O cigarro faz efeito; tenho uma nova ideia: “Certamente o problema está em minha família materna!”. Articulo nova pergunta, animado, a esperar resultado diferente: “Qual o nome de meu bisavô paterno?”. Reflito. Em poucos segundos, perco o sorriso da face. O cérebro ainda trabalha, esforçado. Pois me ponho inquieto, a querer negar a resposta óbvia. Mastigo amendoins e penso: “Bisavô é o pai do meu avô, ou da minha avó. Dos dois, um eu acerto!”. Mas a resposta é a mesma, rígida e impenetrável: “Eu não sei”.
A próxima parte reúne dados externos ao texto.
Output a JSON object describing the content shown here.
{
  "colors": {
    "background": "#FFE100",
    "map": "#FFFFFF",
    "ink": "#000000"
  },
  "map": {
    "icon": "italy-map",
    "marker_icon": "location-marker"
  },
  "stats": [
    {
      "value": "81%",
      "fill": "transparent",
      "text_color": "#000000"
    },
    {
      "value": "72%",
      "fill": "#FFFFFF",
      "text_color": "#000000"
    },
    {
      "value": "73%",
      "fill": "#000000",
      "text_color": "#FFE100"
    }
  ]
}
Começo a meditar que é uma questão de honra: preciso saber se descendo de padre ou ladrão! Mas forço a memória e me não lembro de nada, nenhum resquício de parente dizer Fulano de Tal ser estivador, marinheiro, padre ou dono de bordel. E aí está tudo: eu não sei o nome dos meus bisavós, simplesmente não sei e não há solução.

Irritado, alvejo-me a mente a pedradas: “Por que sempre a mesma pergunta? Por que a insistência?”. Mas sei que continuarei a perguntar-me, em obtusidade córnea, a ver se algum dia encontro resposta diferente. Não encontrarei.

Finalmente suspiro, impotente, perdendo qualquer ilusão. Já não há amendoins e reflito, impedido de mastigar: “Qual, então, a razão de tudo isso?”. A conclusão é óbvia, e também sempre a mesma. Apego-me aos cacos: “Que me valha a consciência, pois, de mim, não sobrará uma única e escassa palavra”.